Ständig in Alarmbereitschaft: Händler an der Wallstreet.
Edward Hallowell.
Edward Hallowell ruft die Unternehmen dazu auf, endlich zu handeln.
Denn wenn sie so weitermachten wie bisher, komme sie das teuer zu
stehen: Falsche Chefentscheide, schlechtere Zahlen, kranke Menschen.
«Überlastete Systeme – warum kluge Menschen versagen», betitelt der
langjährige US-Psychiater
seinen Artikel im «Harvard Business Review». Er richtet sich insbesondere an Unternehmensführer.
Hallowell
zeigt darin auf, wie die heutige Umwelt den Menschen in ständige
Zerstreutheit versetzt und ihn letztlich schachmatt setzt. Der Autor
beschreibt etwa den jungen Manager David, der während eines Telefonats
gleichzeitig Mails liest, mit den Füssen wippt, mit den Fingern
trommelt, Kaffee trinkt – und dabei schliesslich einen Termin vergisst.
«Wir
haben es hier mit einer Epidemie zu tun», schreibt der Psychiater.
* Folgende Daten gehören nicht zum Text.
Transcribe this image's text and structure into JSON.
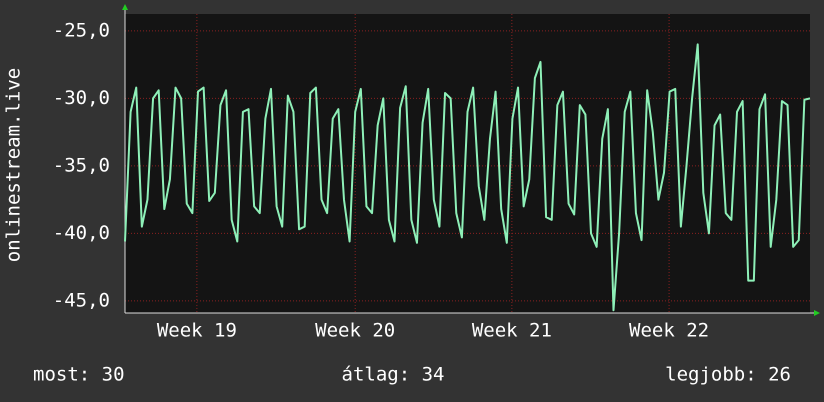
{
  "chart_data": {
    "type": "line",
    "ylabel": "onlinestream.live",
    "color": "#8ef0b8",
    "values": [
      -40.6,
      -31,
      -29.2,
      -39.5,
      -37.5,
      -30,
      -29.4,
      -38.2,
      -36,
      -29.2,
      -30,
      -37.8,
      -38.5,
      -29.5,
      -29.2,
      -37.6,
      -37,
      -30.5,
      -29.4,
      -39,
      -40.6,
      -31,
      -30.8,
      -38,
      -38.5,
      -31.5,
      -29.3,
      -38,
      -39.5,
      -29.8,
      -31,
      -39.7,
      -39.5,
      -29.6,
      -29.2,
      -37.5,
      -38.5,
      -31.5,
      -30.8,
      -37.5,
      -40.6,
      -31,
      -29.3,
      -38,
      -38.5,
      -32,
      -30,
      -39,
      -40.6,
      -30.7,
      -29.1,
      -39,
      -40.7,
      -31.8,
      -29.3,
      -37.5,
      -39.5,
      -29.6,
      -30,
      -38.5,
      -40.3,
      -31,
      -29.2,
      -36.5,
      -39,
      -33,
      -29.5,
      -38.2,
      -40.7,
      -31.5,
      -29.2,
      -38,
      -36,
      -28.5,
      -27.3,
      -38.8,
      -39,
      -30.5,
      -29.5,
      -37.8,
      -38.6,
      -30.5,
      -31.2,
      -40,
      -41,
      -33,
      -30.8,
      -45.7,
      -40,
      -31,
      -29.5,
      -38.5,
      -40.5,
      -29.4,
      -32.5,
      -37.5,
      -35.5,
      -29.5,
      -29.3,
      -39.5,
      -35,
      -30,
      -26,
      -37,
      -40,
      -32,
      -31.2,
      -38.5,
      -39,
      -31,
      -30.2,
      -43.5,
      -43.5,
      -30.8,
      -29.7,
      -41,
      -37.5,
      -30.2,
      -30.5,
      -41,
      -40.5,
      -30.1,
      -30
    ],
    "xlim": [
      0,
      122
    ],
    "xticks": [
      {
        "value": 12.8,
        "label": "Week 19"
      },
      {
        "value": 41.0,
        "label": "Week 20"
      },
      {
        "value": 68.9,
        "label": "Week 21"
      },
      {
        "value": 96.9,
        "label": "Week 22"
      }
    ],
    "ylim": [
      -45.9,
      -23.75
    ],
    "yticks": [
      {
        "value": -25,
        "label": "-25,0"
      },
      {
        "value": -30,
        "label": "-30,0"
      },
      {
        "value": -35,
        "label": "-35,0"
      },
      {
        "value": -40,
        "label": "-40,0"
      },
      {
        "value": -45,
        "label": "-45,0"
      }
    ],
    "grid": true,
    "footer": [
      "most: 30",
      "átlag: 34",
      "legjobb: 26"
    ]
  }
}
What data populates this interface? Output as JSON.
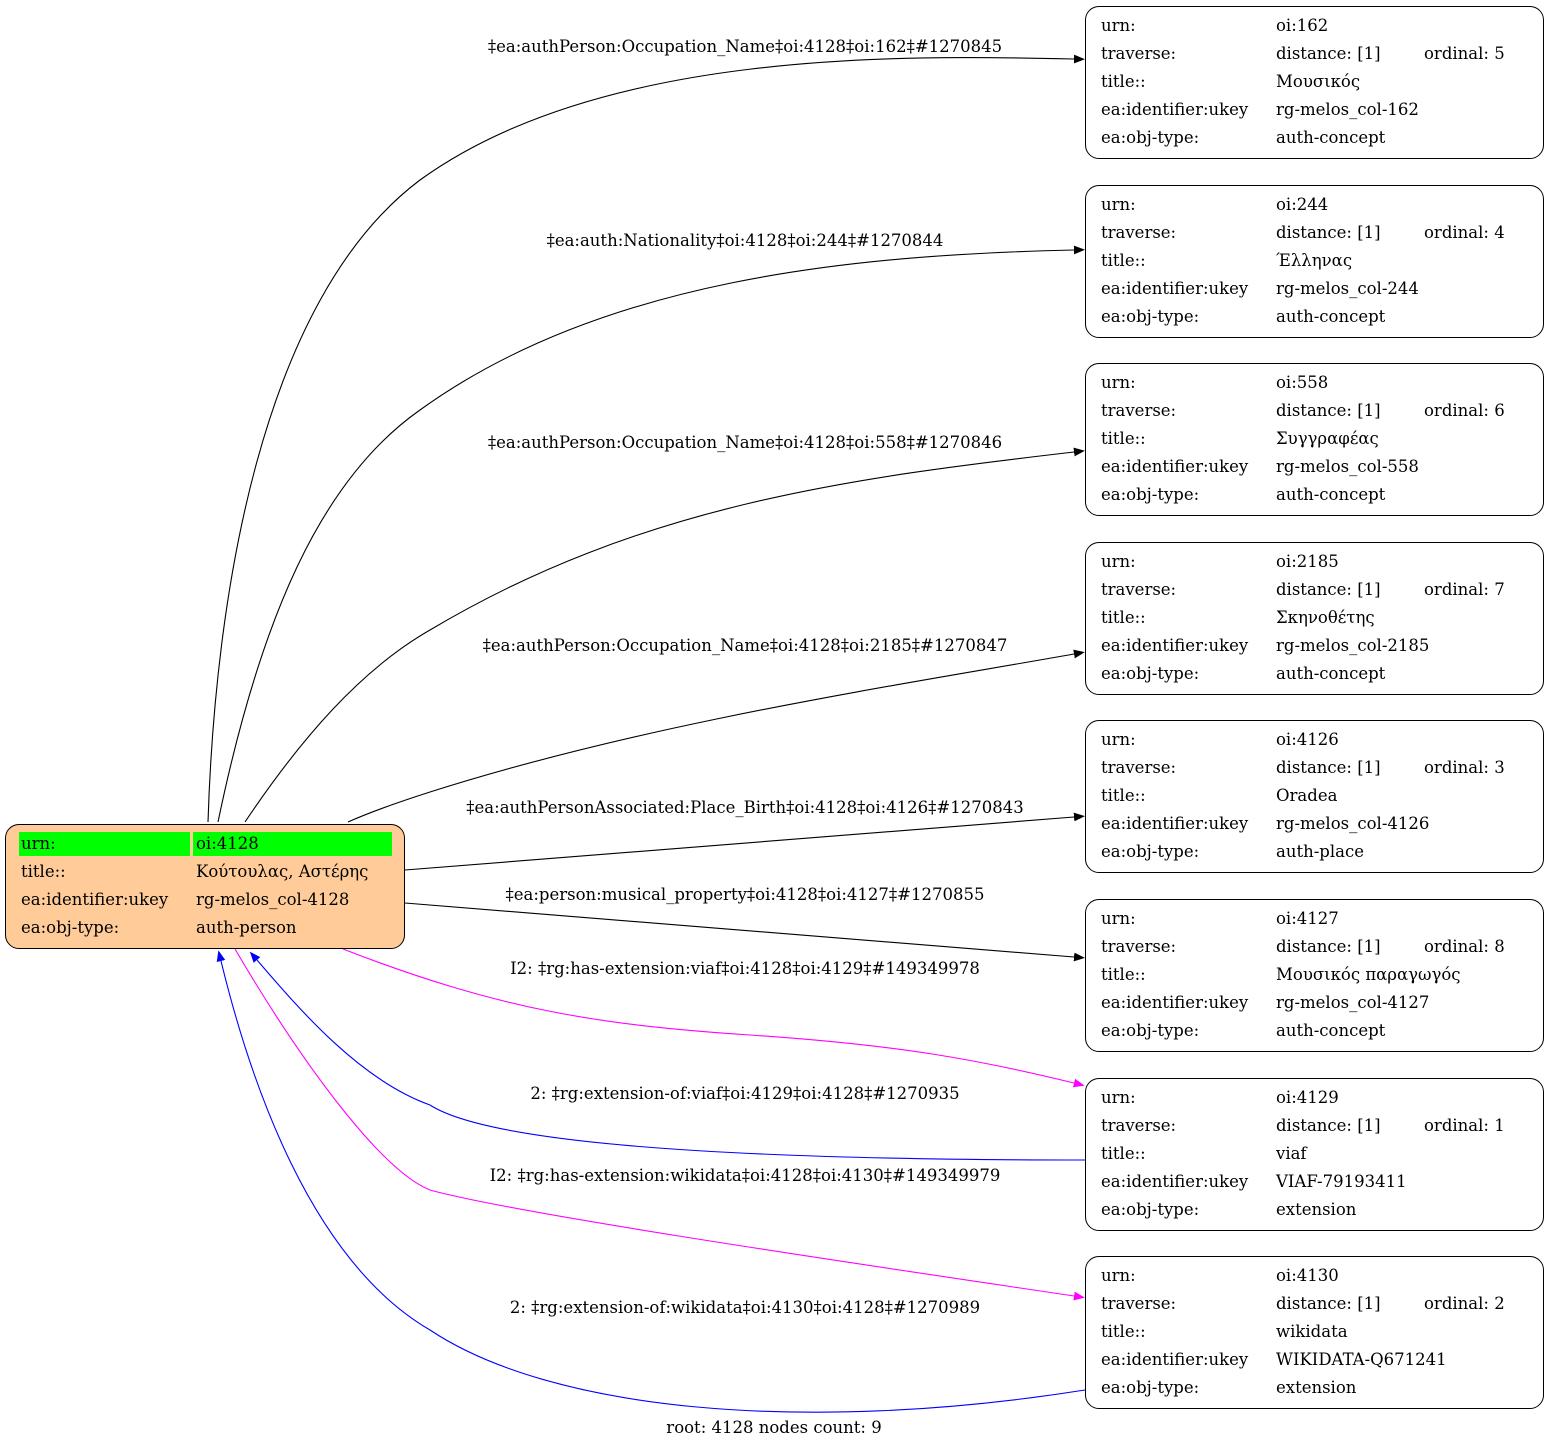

«Immer mehr Menschen leiden unter Konzentrationsmangel.» Die Folgen
seien drastisch: Unfähigkeit zur Kreativität, eine steigende Fehlerquote
und langfristig ein Heer von kranken Menschen.
Typische ADS-Symptome
Harvard-Absolvent
Hallowell ist einer der Pioniere der Forschung zu ADS, dem
Aufmerksamkeitsdefizit-Syndrom. ADS äussert sich mit Impulsivität,
Stimmungsschwankungen, Ungeduld und leichter Ablenkbarkeit – kurz mit
einem verminderten Konzentrationsvermögen. Dass die Verdrahtungen im
Hirn von ADS-Betroffenen anders sind als die von Nichtbetroffenen, lässt
sich mittlerweile am MRI-Hirntomographen ablesen.
In den letzten
Jahren hätten sich immer mehr Menschen aus der Wirtschaftswelt mit den
typischen ADS-Symptomen an ihn gewandt, schreibt Hallowell nun im Buch.
«Die Zahl der Leute mit Konzentrationsmangel hat sich verzehnfacht.»
Doch ein Grossteil dieser Menschen litt nicht an ADS, das eine stark
genetische und somit von Umwelteinflüssen unabhängige Komponente hat.
Panik statt Kreativität
Vielmehr
sei das Verhalten der Betroffenen eine Reaktion auf die moderne Welt,
eine Art fatales Hirntraining: «Wenn unser Hirn ständig mit Reizen
überflutet wird, verliert es nach und nach die Fähigkeit zur
Konzentration», schreibt Hallowell. Neurologisch seien ständige
Unterbrechungen vergleichbar mit dem Angriff eines wilden Tiers – das
Stammhirn sende erhöhte Levels von Botenstoffen aus, die den Menschen in
Dauerpanik versetzten. Konzentriertes Arbeiten, das vom so genannten
Frontallappen im Hirn ausgeht, wird unmöglich. Stattdessen herrschen
Panik, Gereiztheit, Ungeduld, Empfindlichkeit.
Hallowell spricht
bei den beobachteten Verhaltensweisen von ADT (attention deficit trait) –
betont aber gleichzeitig, dass es sich im Gegensatz zu ADS eben gerade
nicht um eine Krankheit handle.
ADT müsse man nicht mit Pillen
behandeln, so Hallowells Haltung, sondern mit einem besseren Lebensstil.
Geräte aus
Genau dazu ruft der Psychiater in seinem
Buch auf – und er verlangt insbesondere von Unternehmen, dass sie die
Epidemie ernst nehmen. «Es ist leider noch immer so, dass Angestellte
als schwach hingestellt werden, wenn sie sich vor Überlastung schützen
wollen», schreibt der Psychiater. Das Gegenteil sei der Fall: Nur wer
nicht überlastet sei, könne kreativ und klug handeln.
Hallowells
erster Rat:
«Schaffen Sie eine angstfreie Arbeitsatmosphäre».
Denn wenn
sich ein Mensch sicher fühle, verzichte sein Stammhirn eher auf jene
Stresswarnungen, die sein System überlasten. Darum seien gemeinsame
Essen und allgemeiner Austausch am Arbeitsplatz so wichtig. Der
Arbeitnehmer selber solle sich aktiv um sozialen Austausch mit den
Kollegen und auch der Familie bemühen. «Sorgen Sie sich nicht alleine»,
so Hallowell.
Sein zweiter Rat:
«Stellen Sie die Grenzen wieder
her, die von der modernen Technologie niedergerissen wurden». Also
Geräte ausschalten, die Mails für eine Weile liegen lassen.
Und vor
allem auch dann offline bleiben, wenn das Denken anstrengend werde.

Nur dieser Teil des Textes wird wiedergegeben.